Not only is the psychiatric service of Liverpool hospital charged with caring for its own catchment area of Liverpool and Fairfield, they routinely admit patients from out of area and other hospitals that also have psychiatric facilities. Certainly there are medical circumstances where Liverpool provides specialty services that are beyond a local hospital’s capabilities. However, even when patients are sent from hospitals that have psychiatric services, they are rarely returned to the own communities. 

It is astonishing that the army of FTE’s dedicated to bed flow managers; after hours bed flow managers and CNC / discharge specialists only seem to “create” beds at Liverpool hospital. Sure there are more psychiatric beds at Liverpool hospital (roughly 100), however, the mathematical process of “creating a bed” would seem to be the same at Campbelltown hospital or Bankstown hospital as it is with Liverpool.

These are reflections of the NSW Health CORE values, that often seem to be little more than convenient talking points. Administrative exceptions to these values are handed down so often that these policies hold little validity. While employees are held to these standards, the leadership conversely seem to be held to a different standard, which to the outside observer appears to be arbitrary, inconsistent or based on the political winds that may be blowing at any given point in time.

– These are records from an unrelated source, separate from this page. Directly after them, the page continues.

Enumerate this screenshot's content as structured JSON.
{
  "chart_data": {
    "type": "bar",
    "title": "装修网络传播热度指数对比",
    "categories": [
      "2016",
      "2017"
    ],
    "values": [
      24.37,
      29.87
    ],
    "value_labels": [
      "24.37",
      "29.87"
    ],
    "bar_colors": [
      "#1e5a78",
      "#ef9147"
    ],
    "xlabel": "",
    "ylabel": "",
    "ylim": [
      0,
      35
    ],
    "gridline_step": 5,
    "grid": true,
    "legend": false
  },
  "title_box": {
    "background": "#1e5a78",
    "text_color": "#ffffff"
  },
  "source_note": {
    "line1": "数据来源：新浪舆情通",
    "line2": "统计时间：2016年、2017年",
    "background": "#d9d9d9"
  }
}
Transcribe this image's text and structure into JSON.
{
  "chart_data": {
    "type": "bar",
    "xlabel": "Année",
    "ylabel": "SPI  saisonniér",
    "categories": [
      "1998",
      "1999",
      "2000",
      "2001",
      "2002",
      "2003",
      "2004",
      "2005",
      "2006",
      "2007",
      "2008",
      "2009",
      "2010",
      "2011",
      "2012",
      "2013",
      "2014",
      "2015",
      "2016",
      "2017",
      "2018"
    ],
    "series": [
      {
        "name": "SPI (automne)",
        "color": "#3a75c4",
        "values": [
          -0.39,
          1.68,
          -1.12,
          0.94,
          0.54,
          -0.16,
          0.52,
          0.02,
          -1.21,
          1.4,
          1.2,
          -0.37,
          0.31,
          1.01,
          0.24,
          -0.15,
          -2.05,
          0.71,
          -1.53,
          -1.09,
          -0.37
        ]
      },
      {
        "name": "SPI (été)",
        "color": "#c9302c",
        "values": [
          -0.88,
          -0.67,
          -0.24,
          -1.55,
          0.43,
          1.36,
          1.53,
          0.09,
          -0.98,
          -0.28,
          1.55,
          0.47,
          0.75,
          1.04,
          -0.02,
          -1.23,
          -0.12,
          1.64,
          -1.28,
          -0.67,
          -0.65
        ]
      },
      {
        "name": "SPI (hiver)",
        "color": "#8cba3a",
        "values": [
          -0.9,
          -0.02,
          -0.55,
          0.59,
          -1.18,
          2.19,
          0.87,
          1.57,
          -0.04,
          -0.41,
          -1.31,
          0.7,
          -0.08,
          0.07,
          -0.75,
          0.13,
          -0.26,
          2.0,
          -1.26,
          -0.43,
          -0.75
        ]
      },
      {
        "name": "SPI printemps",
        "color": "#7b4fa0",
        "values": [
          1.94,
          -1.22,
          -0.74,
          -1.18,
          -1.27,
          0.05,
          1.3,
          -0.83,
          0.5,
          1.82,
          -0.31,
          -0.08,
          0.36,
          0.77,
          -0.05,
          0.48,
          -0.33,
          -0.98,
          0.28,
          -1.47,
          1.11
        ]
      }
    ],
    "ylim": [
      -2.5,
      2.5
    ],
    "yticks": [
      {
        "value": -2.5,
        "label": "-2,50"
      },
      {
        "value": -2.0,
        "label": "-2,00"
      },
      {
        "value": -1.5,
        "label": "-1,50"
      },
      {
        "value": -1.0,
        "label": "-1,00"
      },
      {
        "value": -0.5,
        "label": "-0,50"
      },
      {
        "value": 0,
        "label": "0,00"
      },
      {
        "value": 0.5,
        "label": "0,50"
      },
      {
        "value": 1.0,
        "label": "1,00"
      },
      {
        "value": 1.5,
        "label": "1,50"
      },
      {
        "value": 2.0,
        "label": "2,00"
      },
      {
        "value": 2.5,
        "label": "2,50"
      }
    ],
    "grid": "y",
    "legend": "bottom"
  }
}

The parameters in my own job description are rather deceptive as well. If I wanted to work with drug and alcohol patients, I would have applied for work in the drug service. If I wanted to work with psycho-geriatric patients I would have applied for a position in the older person’s mental health specialty service. If wanted to work with TBI patients I would have applied for a position in the brain injury service. If I was drawn to work with refugees, I would have sought employment with STARTTS. If I wanted to work with intellectually disabled individuals I would have applied for work in a group home or NDIS or previously — ADHC. 

What I have always wanted, is to be recognised as a Clinical Social Worker in an interdisciplinary team providing acute in-patient services to psychiatric patients. However, the pervasive systemic dysfunctions of the Liverpool mental health service consistently  exhibit an abuse of process and provide a glaring template of how a service lost its way; reflecting the symptoms of schizophrenia — ironically of the very patient cohort it was intended to serve.